A hydrogen economy can therefore only be envisaged on a small territorial scale. These assumptions needed to be set in stone in a reference document, which is what AFNOR SPEC M58-007, recently published by AFNOR, does. A sort of pre-standard standard, this guide proposes an ecosystemic and territorial approach. "We needed a methodological framework that covers the entire life cycle, from production to use, that sets the scales and emphasizes the concept of a regenerative ecosystem, with local distribution of added value," summarizes Loïc Perrin, scientific director of H2X Ecosystems, a Breton industrial development company that actively contributed to the drafting of the document under the aegis of AFNOR, through its CEO Stéphane Paul.

Electrolysis of water is recommended for production.

The aim is therefore to present project developers, manufacturers, and the local authorities that host them with a set of best practices designed to preserve the ecological advantage of hydrogen throughout the entire chain. Thus, hydrogen production by water electrolysis is favored (using carbon-free electricity, such as surplus wind power), as opposed to production by hydrocarbon reforming. This production will have to take place where the electricity supply is located, in the countryside or by the sea in the case of surplus wind power. This means that it will take place in sparsely populated areas with low energy needs, which rules out mass production. "Rural areas are just as concerned with hydrogen as large cities," concludes Loïc Perrin.

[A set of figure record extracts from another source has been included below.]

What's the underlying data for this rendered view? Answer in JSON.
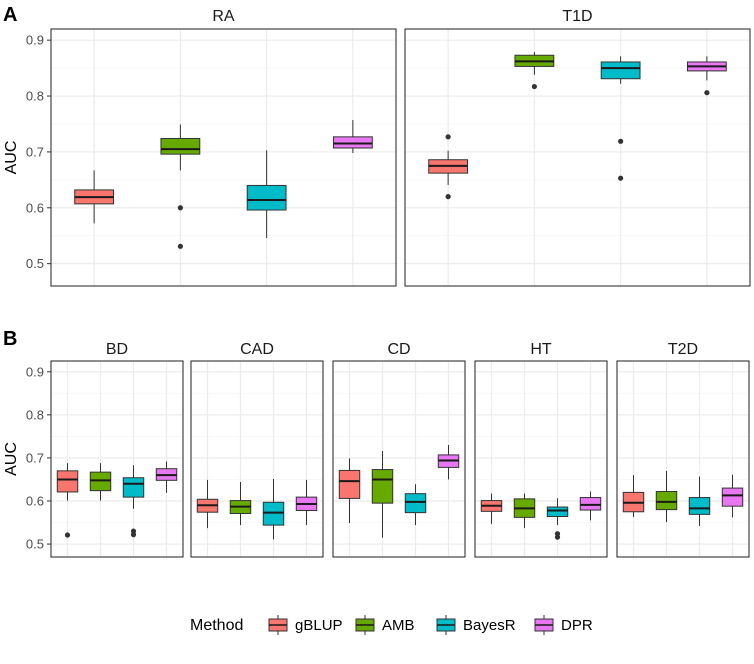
{
  "chart_data": [
    {
      "panel_letter": "A",
      "type": "boxplot",
      "ylabel": "AUC",
      "ylim": [
        0.46,
        0.92
      ],
      "yticks": [
        "0.5",
        "0.6",
        "0.7",
        "0.8",
        "0.9"
      ],
      "facets": [
        {
          "title": "RA",
          "boxes": [
            {
              "method": "gBLUP",
              "q1": 0.607,
              "median": 0.619,
              "q3": 0.632,
              "lower": 0.572,
              "upper": 0.667,
              "outliers": []
            },
            {
              "method": "AMB",
              "q1": 0.696,
              "median": 0.705,
              "q3": 0.724,
              "lower": 0.667,
              "upper": 0.749,
              "outliers": [
                0.6,
                0.531
              ]
            },
            {
              "method": "BayesR",
              "q1": 0.596,
              "median": 0.614,
              "q3": 0.64,
              "lower": 0.546,
              "upper": 0.703,
              "outliers": []
            },
            {
              "method": "DPR",
              "q1": 0.707,
              "median": 0.715,
              "q3": 0.727,
              "lower": 0.698,
              "upper": 0.757,
              "outliers": []
            }
          ]
        },
        {
          "title": "T1D",
          "boxes": [
            {
              "method": "gBLUP",
              "q1": 0.662,
              "median": 0.675,
              "q3": 0.686,
              "lower": 0.641,
              "upper": 0.702,
              "outliers": [
                0.727,
                0.62
              ]
            },
            {
              "method": "AMB",
              "q1": 0.853,
              "median": 0.862,
              "q3": 0.873,
              "lower": 0.838,
              "upper": 0.879,
              "outliers": [
                0.817
              ]
            },
            {
              "method": "BayesR",
              "q1": 0.831,
              "median": 0.85,
              "q3": 0.861,
              "lower": 0.822,
              "upper": 0.871,
              "outliers": [
                0.719,
                0.653
              ]
            },
            {
              "method": "DPR",
              "q1": 0.845,
              "median": 0.853,
              "q3": 0.861,
              "lower": 0.828,
              "upper": 0.871,
              "outliers": [
                0.806
              ]
            }
          ]
        }
      ]
    },
    {
      "panel_letter": "B",
      "type": "boxplot",
      "ylabel": "AUC",
      "ylim": [
        0.47,
        0.925
      ],
      "yticks": [
        "0.5",
        "0.6",
        "0.7",
        "0.8",
        "0.9"
      ],
      "facets": [
        {
          "title": "BD",
          "boxes": [
            {
              "method": "gBLUP",
              "q1": 0.621,
              "median": 0.65,
              "q3": 0.67,
              "lower": 0.601,
              "upper": 0.688,
              "outliers": [
                0.521
              ]
            },
            {
              "method": "AMB",
              "q1": 0.624,
              "median": 0.648,
              "q3": 0.667,
              "lower": 0.601,
              "upper": 0.688,
              "outliers": []
            },
            {
              "method": "BayesR",
              "q1": 0.609,
              "median": 0.64,
              "q3": 0.654,
              "lower": 0.582,
              "upper": 0.683,
              "outliers": [
                0.53,
                0.522
              ]
            },
            {
              "method": "DPR",
              "q1": 0.648,
              "median": 0.66,
              "q3": 0.675,
              "lower": 0.619,
              "upper": 0.692,
              "outliers": []
            }
          ]
        },
        {
          "title": "CAD",
          "boxes": [
            {
              "method": "gBLUP",
              "q1": 0.574,
              "median": 0.59,
              "q3": 0.604,
              "lower": 0.537,
              "upper": 0.649,
              "outliers": []
            },
            {
              "method": "AMB",
              "q1": 0.571,
              "median": 0.587,
              "q3": 0.601,
              "lower": 0.544,
              "upper": 0.644,
              "outliers": []
            },
            {
              "method": "BayesR",
              "q1": 0.544,
              "median": 0.573,
              "q3": 0.597,
              "lower": 0.511,
              "upper": 0.651,
              "outliers": []
            },
            {
              "method": "DPR",
              "q1": 0.578,
              "median": 0.593,
              "q3": 0.609,
              "lower": 0.544,
              "upper": 0.649,
              "outliers": []
            }
          ]
        },
        {
          "title": "CD",
          "boxes": [
            {
              "method": "gBLUP",
              "q1": 0.606,
              "median": 0.646,
              "q3": 0.671,
              "lower": 0.549,
              "upper": 0.699,
              "outliers": []
            },
            {
              "method": "AMB",
              "q1": 0.595,
              "median": 0.65,
              "q3": 0.673,
              "lower": 0.515,
              "upper": 0.716,
              "outliers": []
            },
            {
              "method": "BayesR",
              "q1": 0.573,
              "median": 0.598,
              "q3": 0.617,
              "lower": 0.544,
              "upper": 0.639,
              "outliers": []
            },
            {
              "method": "DPR",
              "q1": 0.678,
              "median": 0.694,
              "q3": 0.707,
              "lower": 0.65,
              "upper": 0.73,
              "outliers": []
            }
          ]
        },
        {
          "title": "HT",
          "boxes": [
            {
              "method": "gBLUP",
              "q1": 0.576,
              "median": 0.589,
              "q3": 0.601,
              "lower": 0.547,
              "upper": 0.617,
              "outliers": []
            },
            {
              "method": "AMB",
              "q1": 0.562,
              "median": 0.583,
              "q3": 0.605,
              "lower": 0.537,
              "upper": 0.617,
              "outliers": []
            },
            {
              "method": "BayesR",
              "q1": 0.564,
              "median": 0.578,
              "q3": 0.586,
              "lower": 0.544,
              "upper": 0.606,
              "outliers": [
                0.524,
                0.516
              ]
            },
            {
              "method": "DPR",
              "q1": 0.579,
              "median": 0.591,
              "q3": 0.608,
              "lower": 0.555,
              "upper": 0.622,
              "outliers": []
            }
          ]
        },
        {
          "title": "T2D",
          "boxes": [
            {
              "method": "gBLUP",
              "q1": 0.575,
              "median": 0.596,
              "q3": 0.62,
              "lower": 0.563,
              "upper": 0.66,
              "outliers": []
            },
            {
              "method": "AMB",
              "q1": 0.58,
              "median": 0.598,
              "q3": 0.622,
              "lower": 0.551,
              "upper": 0.67,
              "outliers": []
            },
            {
              "method": "BayesR",
              "q1": 0.569,
              "median": 0.583,
              "q3": 0.608,
              "lower": 0.542,
              "upper": 0.657,
              "outliers": []
            },
            {
              "method": "DPR",
              "q1": 0.588,
              "median": 0.613,
              "q3": 0.63,
              "lower": 0.562,
              "upper": 0.661,
              "outliers": []
            }
          ]
        }
      ]
    }
  ],
  "legend": {
    "title": "Method",
    "items": [
      {
        "label": "gBLUP",
        "color": "#F8766D"
      },
      {
        "label": "AMB",
        "color": "#66AA00"
      },
      {
        "label": "BayesR",
        "color": "#00BCC8"
      },
      {
        "label": "DPR",
        "color": "#E777F2"
      }
    ]
  },
  "colors": {
    "panel_border": "#333333",
    "grid_major": "#EBEBEB",
    "grid_minor": "#F4F4F4",
    "box_line": "#333333",
    "outlier": "#333333"
  }
}
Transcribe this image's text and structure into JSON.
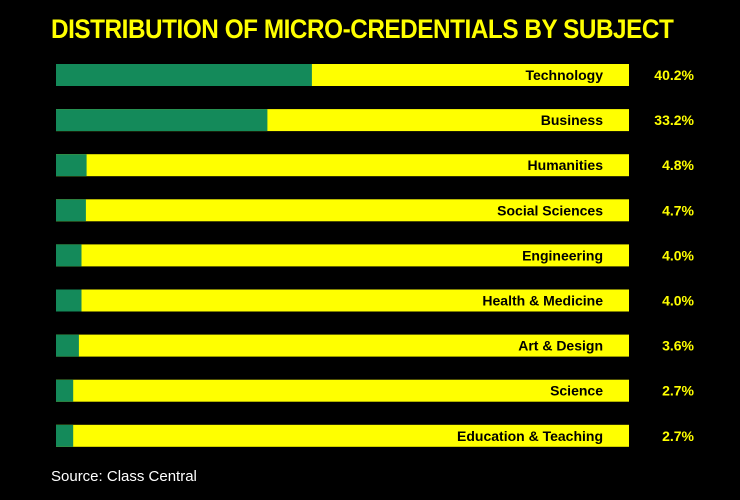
{
  "chart_data": {
    "type": "bar",
    "orientation": "horizontal",
    "title": "DISTRIBUTION OF MICRO-CREDENTIALS BY SUBJECT",
    "categories": [
      "Technology",
      "Business",
      "Humanities",
      "Social Sciences",
      "Engineering",
      "Health & Medicine",
      "Art & Design",
      "Science",
      "Education & Teaching"
    ],
    "values": [
      40.2,
      33.2,
      4.8,
      4.7,
      4.0,
      4.0,
      3.6,
      2.7,
      2.7
    ],
    "value_labels": [
      "40.2%",
      "33.2%",
      "4.8%",
      "4.7%",
      "4.0%",
      "4.0%",
      "3.6%",
      "2.7%",
      "2.7%"
    ],
    "xlim": [
      0,
      90
    ],
    "xlabel": "",
    "ylabel": "",
    "grid": false,
    "legend": "none",
    "source": "Source: Class Central"
  },
  "colors": {
    "background": "#000000",
    "title": "#FFFF00",
    "track": "#FFFF00",
    "fill": "#148A5A",
    "category_text": "#000000",
    "value_text": "#FFFF00",
    "source_text": "#FFFFFF"
  }
}
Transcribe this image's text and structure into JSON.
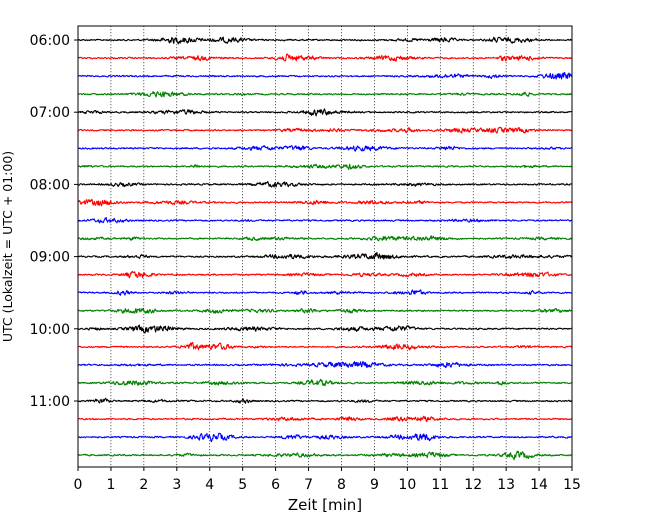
{
  "chart_data": {
    "type": "line",
    "subtype": "helicorder",
    "xlabel": "Zeit  [min]",
    "ylabel": "UTC (Lokalzeit = UTC + 01:00)",
    "xlim": [
      0,
      15
    ],
    "x_ticks": [
      0,
      1,
      2,
      3,
      4,
      5,
      6,
      7,
      8,
      9,
      10,
      11,
      12,
      13,
      14,
      15
    ],
    "y_tick_labels": [
      "06:00",
      "07:00",
      "08:00",
      "09:00",
      "10:00",
      "11:00"
    ],
    "y_tick_rows": [
      0,
      4,
      8,
      12,
      16,
      20
    ],
    "grid_x": true,
    "row_count": 24,
    "row_colors": [
      "#000000",
      "#ff0000",
      "#0000ff",
      "#008000"
    ],
    "rows": [
      {
        "start": "06:00"
      },
      {
        "start": "06:15"
      },
      {
        "start": "06:30"
      },
      {
        "start": "06:45"
      },
      {
        "start": "07:00"
      },
      {
        "start": "07:15"
      },
      {
        "start": "07:30"
      },
      {
        "start": "07:45"
      },
      {
        "start": "08:00"
      },
      {
        "start": "08:15"
      },
      {
        "start": "08:30"
      },
      {
        "start": "08:45"
      },
      {
        "start": "09:00"
      },
      {
        "start": "09:15"
      },
      {
        "start": "09:30"
      },
      {
        "start": "09:45"
      },
      {
        "start": "10:00"
      },
      {
        "start": "10:15"
      },
      {
        "start": "10:30"
      },
      {
        "start": "10:45"
      },
      {
        "start": "11:00"
      },
      {
        "start": "11:15"
      },
      {
        "start": "11:30"
      },
      {
        "start": "11:45"
      }
    ]
  }
}
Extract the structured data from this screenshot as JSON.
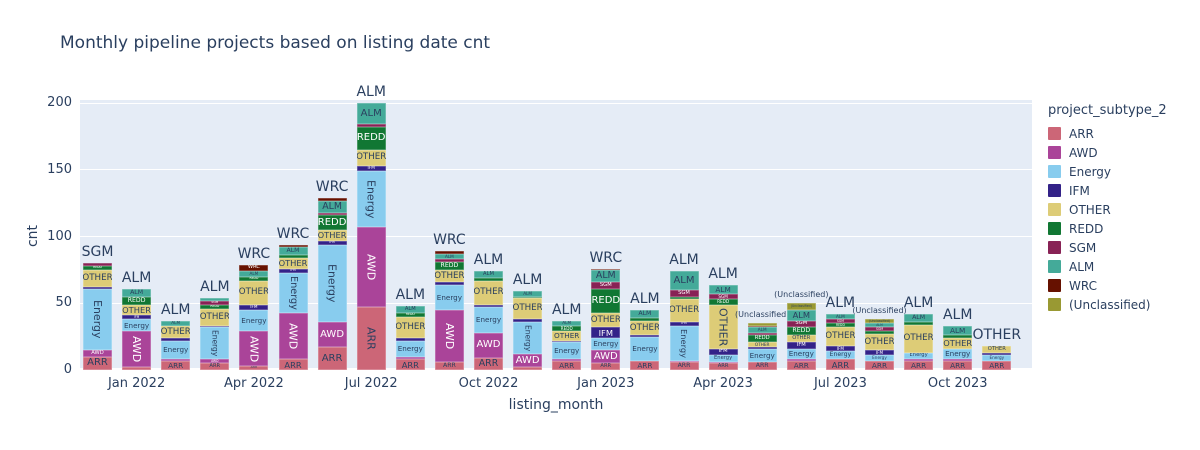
{
  "title": "Monthly pipeline projects based on listing date cnt",
  "axes": {
    "y_title": "cnt",
    "x_title": "listing_month",
    "y_ticks": [
      0,
      50,
      100,
      150,
      200
    ],
    "x_tick_indices": [
      1,
      4,
      7,
      10,
      13,
      16,
      19,
      22
    ],
    "x_tick_labels": [
      "Jan 2022",
      "Apr 2022",
      "Jul 2022",
      "Oct 2022",
      "Jan 2023",
      "Apr 2023",
      "Jul 2023",
      "Oct 2023"
    ]
  },
  "legend": {
    "title": "project_subtype_2"
  },
  "colors": {
    "plot_bg": "#e5ecf6",
    "grid": "#ffffff",
    "text": "#2a3f5f"
  },
  "chart_data": {
    "type": "bar",
    "stacked": true,
    "title": "Monthly pipeline projects based on listing date cnt",
    "xlabel": "listing_month",
    "ylabel": "cnt",
    "ylim": [
      0,
      200
    ],
    "legend_position": "right",
    "grid": true,
    "categories": [
      "Dec 2021",
      "Jan 2022",
      "Feb 2022",
      "Mar 2022",
      "Apr 2022",
      "May 2022",
      "Jun 2022",
      "Jul 2022",
      "Aug 2022",
      "Sep 2022",
      "Oct 2022",
      "Nov 2022",
      "Dec 2022",
      "Jan 2023",
      "Feb 2023",
      "Mar 2023",
      "Apr 2023",
      "May 2023",
      "Jun 2023",
      "Jul 2023",
      "Aug 2023",
      "Sep 2023",
      "Oct 2023",
      "Nov 2023"
    ],
    "series": [
      {
        "name": "ARR",
        "color": "#CC6677",
        "label_color": "#2a3f5f",
        "values": [
          10,
          2,
          7,
          5,
          3,
          8,
          17,
          47,
          8,
          6,
          9,
          2,
          7,
          5,
          7,
          6,
          5,
          6,
          7,
          8,
          7,
          7,
          7,
          7
        ]
      },
      {
        "name": "AWD",
        "color": "#AA4499",
        "label_color": "#ffffff",
        "values": [
          5,
          27,
          1,
          3,
          26,
          35,
          19,
          60,
          2,
          39,
          19,
          10,
          1,
          10,
          0,
          1,
          1,
          0,
          1,
          0,
          0,
          1,
          1,
          0
        ]
      },
      {
        "name": "Energy",
        "color": "#88CCEE",
        "label_color": "#2a3f5f",
        "values": [
          46,
          9,
          14,
          24,
          16,
          30,
          58,
          42,
          12,
          19,
          19,
          24,
          13,
          9,
          18,
          26,
          5,
          10,
          8,
          6,
          4,
          5,
          8,
          4
        ]
      },
      {
        "name": "IFM",
        "color": "#332288",
        "label_color": "#ffffff",
        "values": [
          1,
          3,
          2,
          1,
          4,
          3,
          3,
          4,
          2,
          2,
          2,
          2,
          1,
          8,
          1,
          3,
          5,
          1,
          5,
          4,
          4,
          0,
          0,
          2
        ]
      },
      {
        "name": "OTHER",
        "color": "#DDCC77",
        "label_color": "#2a3f5f",
        "values": [
          13,
          8,
          9,
          13,
          18,
          8,
          8,
          12,
          16,
          9,
          18,
          16,
          7,
          11,
          11,
          17,
          33,
          4,
          5,
          14,
          12,
          21,
          8,
          5
        ]
      },
      {
        "name": "REDD",
        "color": "#117733",
        "label_color": "#ffffff",
        "values": [
          3,
          6,
          0,
          3,
          3,
          2,
          11,
          17,
          3,
          6,
          2,
          1,
          4,
          18,
          2,
          2,
          4,
          5,
          6,
          3,
          2,
          2,
          2,
          0
        ]
      },
      {
        "name": "SGM",
        "color": "#882255",
        "label_color": "#ffffff",
        "values": [
          2,
          0,
          0,
          3,
          0,
          0,
          2,
          2,
          0,
          2,
          0,
          0,
          0,
          5,
          0,
          5,
          4,
          2,
          5,
          3,
          3,
          0,
          0,
          0
        ]
      },
      {
        "name": "ALM",
        "color": "#44AA99",
        "label_color": "#2a3f5f",
        "values": [
          0,
          6,
          4,
          2,
          4,
          6,
          9,
          16,
          5,
          4,
          5,
          4,
          4,
          9,
          6,
          14,
          7,
          4,
          8,
          4,
          3,
          6,
          7,
          0
        ]
      },
      {
        "name": "WRC",
        "color": "#661100",
        "label_color": "#ffffff",
        "values": [
          0,
          0,
          0,
          0,
          5,
          2,
          2,
          0,
          0,
          2,
          0,
          0,
          0,
          1,
          0,
          0,
          0,
          1,
          0,
          0,
          0,
          0,
          0,
          0
        ]
      },
      {
        "name": "(Unclassified)",
        "color": "#999933",
        "label_color": "#2a3f5f",
        "values": [
          0,
          0,
          0,
          0,
          0,
          0,
          0,
          0,
          0,
          0,
          0,
          0,
          0,
          0,
          0,
          0,
          0,
          2,
          5,
          0,
          3,
          0,
          0,
          0
        ]
      }
    ]
  }
}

In the same vein, the best practices listed exclude injecting the hydrogen obtained into international gas pipelines for heating purposes, in order to preserve the local nature of the system. And, of course, no hydrogen project can be viable without the recovery of by-products: oxygen, at the outlet of the electrolyzer (for example, for medical use or in wastewater treatment plants) and water, at the outlet of a fuel cell. "The value created must return to the territory that owns the resources," emphasizes Loïc Perrin.